Pascow venía ahora hacia él, con su cara ensangrentada, sombría a la luz de la luna, y el último vestigio de pensamiento coherente de Louis acabó de diluirse en una idea repetitiva: «Tienes que gritar para despertarte, aunque asustes a Rachel, a Ellie, a Gage y a todo el vecindario, tienes que gritar para despertarte gritargritargritarparadespertartedespertartedespertarte…».
Pero no le salía más que un tenue soplo de aire, como el sonido que hace el niño que trata de aprender a silbar.
Pascow se acercó y empezó a hablar.
—La puerta no debe abrirse —dijo Pascow. Se inclinaba para hablarle, porque Louis había caído de rodillas. Ya no le sonreía de oreja a oreja. Había en su cara una expresión que en un principio Louis tomó por compasión. Pero no era compasión, sino una horrible paciencia. Señaló al montón de huesos que rebullían—. No traspase la barrera, por mucho que lo desee, doctor. La barrera se levantó para ser respetada. Recuerde esto: aquí hay una fuerza superior a lo que usted imagina. Es una fuerza vieja y siempre inquieta. Recuérdelo.

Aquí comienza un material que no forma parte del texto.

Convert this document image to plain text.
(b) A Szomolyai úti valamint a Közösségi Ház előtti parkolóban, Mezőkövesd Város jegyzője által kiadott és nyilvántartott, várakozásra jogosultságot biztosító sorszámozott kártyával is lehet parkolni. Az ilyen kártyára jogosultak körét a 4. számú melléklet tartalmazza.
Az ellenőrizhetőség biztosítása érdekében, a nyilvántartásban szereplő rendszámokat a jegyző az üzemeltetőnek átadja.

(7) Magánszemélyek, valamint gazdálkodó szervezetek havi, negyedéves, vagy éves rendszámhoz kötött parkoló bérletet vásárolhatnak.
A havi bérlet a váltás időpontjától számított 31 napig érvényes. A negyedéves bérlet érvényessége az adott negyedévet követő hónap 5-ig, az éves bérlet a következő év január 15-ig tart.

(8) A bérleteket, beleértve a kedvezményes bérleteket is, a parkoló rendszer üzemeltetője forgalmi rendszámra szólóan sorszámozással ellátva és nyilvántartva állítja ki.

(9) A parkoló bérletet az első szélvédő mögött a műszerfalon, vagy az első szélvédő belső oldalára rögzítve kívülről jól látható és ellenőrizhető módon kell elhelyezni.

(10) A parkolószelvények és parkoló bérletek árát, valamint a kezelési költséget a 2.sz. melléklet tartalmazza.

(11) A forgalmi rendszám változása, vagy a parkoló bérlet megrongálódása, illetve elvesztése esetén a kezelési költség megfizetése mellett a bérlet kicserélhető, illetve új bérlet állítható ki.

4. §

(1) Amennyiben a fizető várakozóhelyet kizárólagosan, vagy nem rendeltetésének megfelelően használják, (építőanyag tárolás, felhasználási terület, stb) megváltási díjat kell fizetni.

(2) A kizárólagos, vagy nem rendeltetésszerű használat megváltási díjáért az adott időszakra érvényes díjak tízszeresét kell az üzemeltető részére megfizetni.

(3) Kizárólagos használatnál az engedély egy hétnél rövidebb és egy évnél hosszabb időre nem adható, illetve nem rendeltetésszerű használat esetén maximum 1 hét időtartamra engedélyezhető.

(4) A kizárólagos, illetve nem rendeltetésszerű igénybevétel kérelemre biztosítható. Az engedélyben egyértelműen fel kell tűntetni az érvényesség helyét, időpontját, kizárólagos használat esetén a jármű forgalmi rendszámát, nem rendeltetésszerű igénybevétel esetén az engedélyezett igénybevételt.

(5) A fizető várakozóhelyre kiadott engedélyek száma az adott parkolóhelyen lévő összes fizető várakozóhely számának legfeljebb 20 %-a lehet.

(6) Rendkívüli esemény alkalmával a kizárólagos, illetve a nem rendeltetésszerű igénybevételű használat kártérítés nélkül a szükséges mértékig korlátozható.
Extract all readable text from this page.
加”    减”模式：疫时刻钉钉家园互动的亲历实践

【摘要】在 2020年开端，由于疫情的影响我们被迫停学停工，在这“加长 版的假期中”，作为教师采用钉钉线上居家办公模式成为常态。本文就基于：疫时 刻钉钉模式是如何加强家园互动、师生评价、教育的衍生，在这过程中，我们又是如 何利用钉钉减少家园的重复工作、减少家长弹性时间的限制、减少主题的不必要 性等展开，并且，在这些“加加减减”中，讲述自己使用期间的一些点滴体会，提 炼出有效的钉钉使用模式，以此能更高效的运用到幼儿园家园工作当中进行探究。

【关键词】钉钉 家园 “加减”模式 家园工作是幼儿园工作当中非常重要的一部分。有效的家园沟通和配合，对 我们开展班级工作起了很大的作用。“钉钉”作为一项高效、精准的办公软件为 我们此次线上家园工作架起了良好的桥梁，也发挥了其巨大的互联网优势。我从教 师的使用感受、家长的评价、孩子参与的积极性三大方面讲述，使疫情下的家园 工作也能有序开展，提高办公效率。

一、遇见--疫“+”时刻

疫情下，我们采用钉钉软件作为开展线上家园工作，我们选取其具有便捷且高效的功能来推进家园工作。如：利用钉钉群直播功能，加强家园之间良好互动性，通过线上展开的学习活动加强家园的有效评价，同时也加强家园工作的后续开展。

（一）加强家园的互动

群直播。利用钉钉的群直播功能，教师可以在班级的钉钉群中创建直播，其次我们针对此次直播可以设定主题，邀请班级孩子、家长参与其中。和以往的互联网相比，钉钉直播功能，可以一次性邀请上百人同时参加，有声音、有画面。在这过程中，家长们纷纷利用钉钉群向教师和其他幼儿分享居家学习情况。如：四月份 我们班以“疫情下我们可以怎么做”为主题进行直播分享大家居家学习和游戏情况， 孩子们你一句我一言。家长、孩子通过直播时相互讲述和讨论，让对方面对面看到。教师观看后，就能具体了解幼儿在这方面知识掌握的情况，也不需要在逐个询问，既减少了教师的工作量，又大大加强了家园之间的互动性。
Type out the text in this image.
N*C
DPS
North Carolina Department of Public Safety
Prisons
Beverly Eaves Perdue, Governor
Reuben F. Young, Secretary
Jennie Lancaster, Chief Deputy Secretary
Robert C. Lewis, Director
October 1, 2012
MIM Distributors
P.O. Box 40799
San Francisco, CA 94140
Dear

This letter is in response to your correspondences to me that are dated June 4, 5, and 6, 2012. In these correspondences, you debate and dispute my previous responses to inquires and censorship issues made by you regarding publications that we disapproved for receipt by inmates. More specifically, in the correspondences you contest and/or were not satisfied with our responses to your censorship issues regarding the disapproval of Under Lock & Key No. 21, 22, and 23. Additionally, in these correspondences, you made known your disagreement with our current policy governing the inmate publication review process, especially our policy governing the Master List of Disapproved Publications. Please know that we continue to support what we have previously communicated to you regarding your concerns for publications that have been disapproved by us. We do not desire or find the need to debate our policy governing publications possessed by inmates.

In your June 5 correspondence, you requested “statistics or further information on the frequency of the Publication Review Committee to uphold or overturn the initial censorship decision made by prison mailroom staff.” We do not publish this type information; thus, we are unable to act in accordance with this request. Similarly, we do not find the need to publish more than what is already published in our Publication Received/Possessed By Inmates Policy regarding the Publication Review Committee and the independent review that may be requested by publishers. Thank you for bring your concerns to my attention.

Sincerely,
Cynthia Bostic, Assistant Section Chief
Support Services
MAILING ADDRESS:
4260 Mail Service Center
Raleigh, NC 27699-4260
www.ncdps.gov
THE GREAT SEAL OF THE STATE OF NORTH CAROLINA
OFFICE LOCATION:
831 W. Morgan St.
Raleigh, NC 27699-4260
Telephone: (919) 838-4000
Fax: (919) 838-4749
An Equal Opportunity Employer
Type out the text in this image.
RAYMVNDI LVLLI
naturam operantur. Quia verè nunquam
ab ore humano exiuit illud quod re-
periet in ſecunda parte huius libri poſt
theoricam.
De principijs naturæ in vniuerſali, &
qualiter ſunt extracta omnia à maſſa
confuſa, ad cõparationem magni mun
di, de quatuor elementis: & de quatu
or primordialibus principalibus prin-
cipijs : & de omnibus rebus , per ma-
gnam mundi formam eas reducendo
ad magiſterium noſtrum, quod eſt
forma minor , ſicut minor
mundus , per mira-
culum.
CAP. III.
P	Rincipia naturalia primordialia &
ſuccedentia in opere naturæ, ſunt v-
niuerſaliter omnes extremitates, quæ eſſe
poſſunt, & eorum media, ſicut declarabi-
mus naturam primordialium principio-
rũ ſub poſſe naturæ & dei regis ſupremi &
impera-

Louis volvió a tratar de gritar, y no pudo.
—Vengo como amigo —dijo Pascow; pero ¿dijo realmente «amigo»? Louis creía que no. Era como si Pascow hablara en una lengua extranjera que Louis interpretaba gracias a una magia especial de los sueños…, y «amigo» era el equivalente más aproximado que podía hallar la atribulada mente de Louis—. Usted y aquellos a los que ama están expuestos a la destrucción, doctor. —Estaba lo bastante cerca como para que Louis notara su olor a muerte.
Pascow extendía el brazo hacia él.
Y aquel leve y alucinante entrechocar de huesos.
Louis se echaba hacia atrás, en su afán por rehuir aquella mano. Su propia mano tropezó con una estela derribándola. El rostro de Pascow, inclinado sobre él, llenaba todo su campo visual.
—Doctor, recuérdelo.
Louis trató de gritar, y el mundo se borró de su vista dando vueltas, pero seguía oyendo el repiqueteo de huesos en la cripta de la noche iluminada por la luna.